The latest version of Hardbit ransomware encrypts data without first copying it, buying valuable time for the operation. Operators then initiate a curious negotiation by demanding to know, from the victim, the details of the insurance policy against which to construct the ransom demand

Like most malware threats of this type, Hardbit, upon first entering the victim’s network, exfiltrates sensitive data in plaintext. This step occurs before running the payload that will do the encryption. Hardbit eliminates shadow copies of files and implements encryption by directly overwriting the original files, thus saving computation time.

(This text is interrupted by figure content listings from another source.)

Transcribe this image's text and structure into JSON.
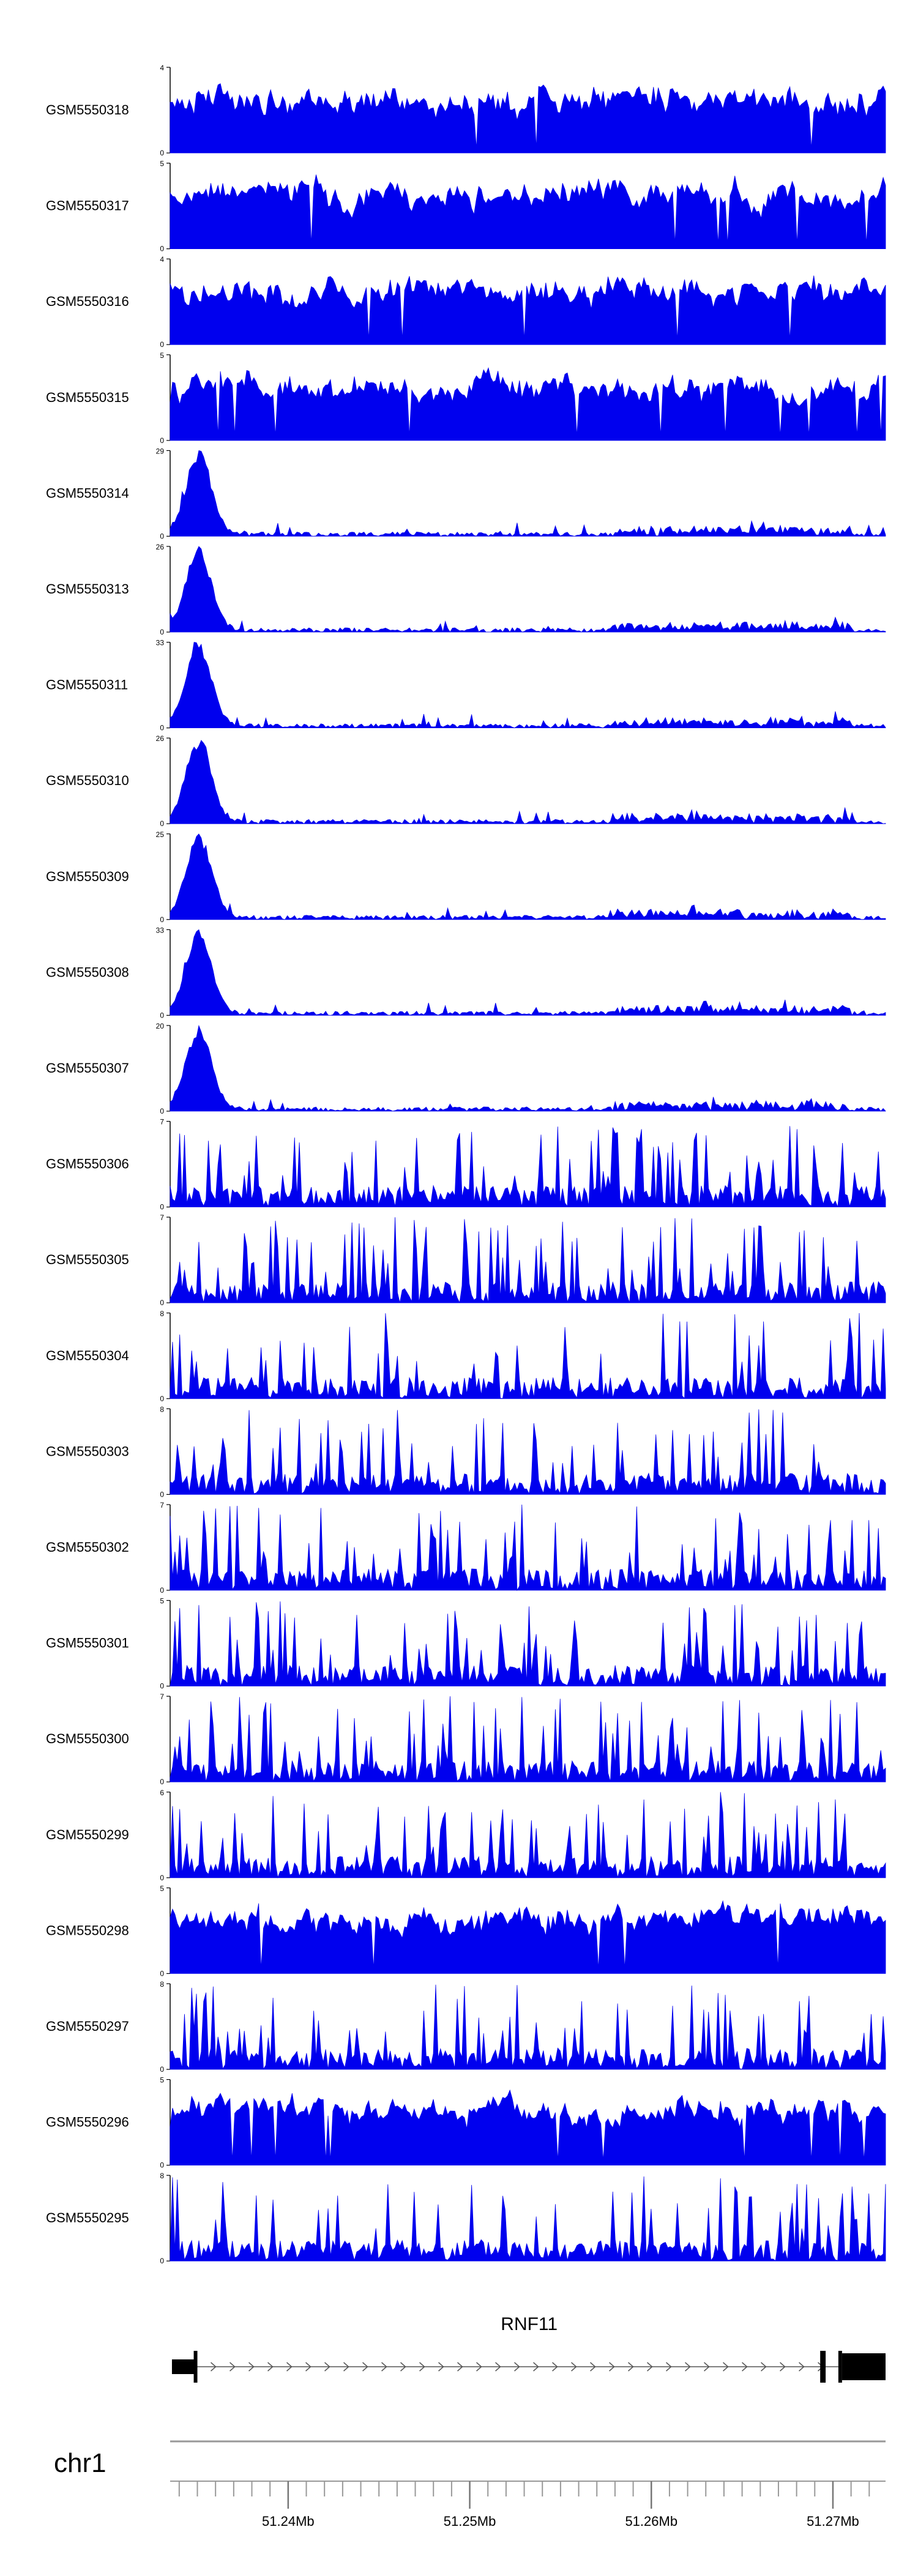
{
  "chart_data": {
    "type": "area",
    "track_color": "#0000ee",
    "tracks": [
      {
        "name": "GSM5550318",
        "ymax": 4,
        "profile": "uniform",
        "seed": 318
      },
      {
        "name": "GSM5550317",
        "ymax": 5,
        "profile": "uniform",
        "seed": 317
      },
      {
        "name": "GSM5550316",
        "ymax": 4,
        "profile": "uniform",
        "seed": 316
      },
      {
        "name": "GSM5550315",
        "ymax": 5,
        "profile": "uniform",
        "seed": 315
      },
      {
        "name": "GSM5550314",
        "ymax": 29,
        "profile": "peak",
        "seed": 314
      },
      {
        "name": "GSM5550313",
        "ymax": 26,
        "profile": "peak",
        "seed": 313
      },
      {
        "name": "GSM5550311",
        "ymax": 33,
        "profile": "peak",
        "seed": 311
      },
      {
        "name": "GSM5550310",
        "ymax": 26,
        "profile": "peak",
        "seed": 310
      },
      {
        "name": "GSM5550309",
        "ymax": 25,
        "profile": "peak",
        "seed": 309
      },
      {
        "name": "GSM5550308",
        "ymax": 33,
        "profile": "peak",
        "seed": 308
      },
      {
        "name": "GSM5550307",
        "ymax": 20,
        "profile": "peak",
        "seed": 307
      },
      {
        "name": "GSM5550306",
        "ymax": 7,
        "profile": "spiky",
        "seed": 306
      },
      {
        "name": "GSM5550305",
        "ymax": 7,
        "profile": "spiky",
        "seed": 305
      },
      {
        "name": "GSM5550304",
        "ymax": 8,
        "profile": "spiky",
        "seed": 304
      },
      {
        "name": "GSM5550303",
        "ymax": 8,
        "profile": "spiky",
        "seed": 303
      },
      {
        "name": "GSM5550302",
        "ymax": 7,
        "profile": "spiky",
        "seed": 302
      },
      {
        "name": "GSM5550301",
        "ymax": 5,
        "profile": "spiky",
        "seed": 301
      },
      {
        "name": "GSM5550300",
        "ymax": 7,
        "profile": "spiky",
        "seed": 300
      },
      {
        "name": "GSM5550299",
        "ymax": 6,
        "profile": "spiky",
        "seed": 299
      },
      {
        "name": "GSM5550298",
        "ymax": 5,
        "profile": "uniform",
        "seed": 298
      },
      {
        "name": "GSM5550297",
        "ymax": 8,
        "profile": "spiky",
        "seed": 297
      },
      {
        "name": "GSM5550296",
        "ymax": 5,
        "profile": "uniform",
        "seed": 296
      },
      {
        "name": "GSM5550295",
        "ymax": 8,
        "profile": "spiky",
        "seed": 295
      }
    ],
    "gene": {
      "name": "RNF11",
      "exons": [
        [
          51.2336,
          51.2349
        ],
        [
          51.2693,
          51.2696
        ],
        [
          51.2703,
          51.2729
        ]
      ],
      "intron": [
        51.2349,
        51.2703
      ]
    },
    "chromosome": "chr1",
    "x_range": [
      51.2335,
      51.2729
    ],
    "x_unit": "Mb",
    "x_ticks": [
      51.24,
      51.25,
      51.26,
      51.27
    ],
    "x_tick_labels": [
      "51.24Mb",
      "51.25Mb",
      "51.26Mb",
      "51.27Mb"
    ],
    "ymin": 0
  }
}
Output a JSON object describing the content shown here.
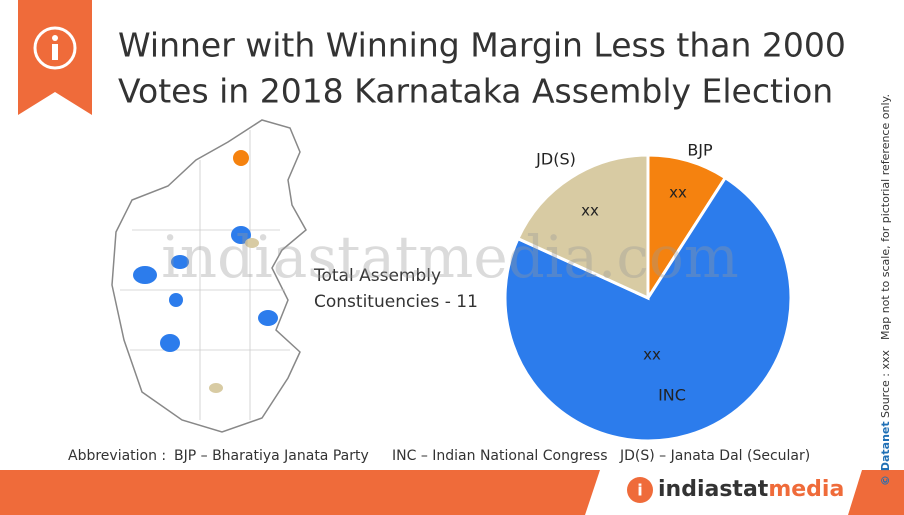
{
  "header": {
    "title_lines": [
      "Winner with Winning Margin Less than 2000",
      "Votes in 2018 Karnataka Assembly Election"
    ]
  },
  "chart_data": {
    "type": "pie",
    "categories": [
      "BJP",
      "INC",
      "JD(S)"
    ],
    "values": [
      1,
      8,
      2
    ],
    "value_labels": [
      "xx",
      "xx",
      "xx"
    ],
    "colors": [
      "#f5820f",
      "#2c7cec",
      "#d8cba3"
    ],
    "annotation_lines": [
      "Total Assembly",
      "Constituencies - 11"
    ]
  },
  "abbreviation": {
    "label": "Abbreviation :",
    "items": [
      "BJP – Bharatiya Janata Party",
      "INC – Indian National Congress",
      "JD(S) – Janata Dal (Secular)"
    ]
  },
  "side_notes": {
    "brand": "© Datanet",
    "source": "Source : xxx",
    "note": "Map not to scale, for pictorial reference only."
  },
  "watermark": "indiastatmedia.com",
  "footer": {
    "logo_parts": [
      "indiastat",
      "media"
    ]
  }
}
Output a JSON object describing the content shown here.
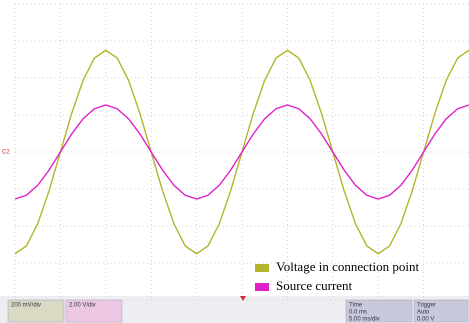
{
  "chart_data": {
    "type": "line",
    "x": [
      0,
      0.25,
      0.5,
      0.75,
      1,
      1.25,
      1.5,
      1.75,
      2,
      2.25,
      2.5,
      2.75,
      3,
      3.25,
      3.5,
      3.75,
      4,
      4.25,
      4.5,
      4.75,
      5,
      5.25,
      5.5,
      5.75,
      6,
      6.25,
      6.5,
      6.75,
      7,
      7.25,
      7.5,
      7.75,
      8,
      8.25,
      8.5,
      8.75,
      9,
      9.25,
      9.5,
      9.75,
      10
    ],
    "series": [
      {
        "name": "Voltage in connection point",
        "color": "#b3b52c",
        "values": [
          -2.75,
          -2.54,
          -1.94,
          -1.05,
          0,
          1.05,
          1.94,
          2.54,
          2.75,
          2.54,
          1.94,
          1.05,
          0,
          -1.05,
          -1.94,
          -2.54,
          -2.75,
          -2.54,
          -1.94,
          -1.05,
          0,
          1.05,
          1.94,
          2.54,
          2.75,
          2.54,
          1.94,
          1.05,
          0,
          -1.05,
          -1.94,
          -2.54,
          -2.75,
          -2.54,
          -1.94,
          -1.05,
          0,
          1.05,
          1.94,
          2.54,
          2.75
        ]
      },
      {
        "name": "Source current",
        "color": "#e020c8",
        "values": [
          -1.27,
          -1.17,
          -0.9,
          -0.49,
          0,
          0.49,
          0.9,
          1.17,
          1.27,
          1.17,
          0.9,
          0.49,
          0,
          -0.49,
          -0.9,
          -1.17,
          -1.27,
          -1.17,
          -0.9,
          -0.49,
          0,
          0.49,
          0.9,
          1.17,
          1.27,
          1.17,
          0.9,
          0.49,
          0,
          -0.49,
          -0.9,
          -1.17,
          -1.27,
          -1.17,
          -0.9,
          -0.49,
          0,
          0.49,
          0.9,
          1.17,
          1.27
        ]
      }
    ],
    "xlim": [
      0,
      10
    ],
    "ylim": [
      -4,
      4
    ],
    "xticks": [
      0,
      1,
      2,
      3,
      4,
      5,
      6,
      7,
      8,
      9,
      10
    ],
    "yticks": [
      -4,
      -3,
      -2,
      -1,
      0,
      1,
      2,
      3,
      4
    ],
    "grid": true,
    "legend": "bottom-right",
    "marker_label": "C2",
    "status_boxes": [
      {
        "color": "#d9d9c4",
        "texts": [
          "200 mV/div"
        ]
      },
      {
        "color": "#ecc8e4",
        "texts": [
          "2.00 V/div"
        ]
      },
      {
        "color": "#c8cadc",
        "texts": [
          "Time",
          "0.0 ms",
          "5.00 ms/div"
        ]
      },
      {
        "color": "#c8cadc",
        "texts": [
          "Trigger",
          "Auto",
          "0.00 V"
        ]
      }
    ]
  }
}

At this point, the malware renames the encrypted files by assigning a contact email address and the extension “.hardbit2” to the name. It also deposits, in each folder containing encrypted files, a ransom note in text files and the same copy in HTML as well. Hardbit seeks the victim’s support, at this stage, to carry out an action with a higher degree of conviction. In fact, when it finds out that the victim has an insurance policy in place to cover damages caused by ransomware, it tries to find out, by asking the victim for the details of the coverage offered.

At this point, it will make a ransom demand in line with what the policy stipulates, assuming and passing the message to the victim that the company, will be required to cover and compensate for the damage, with a benefit to the criminal group and no loss to the affected company. The only debt will at this point be on the insurance company, which will bear the entire burden of the attack.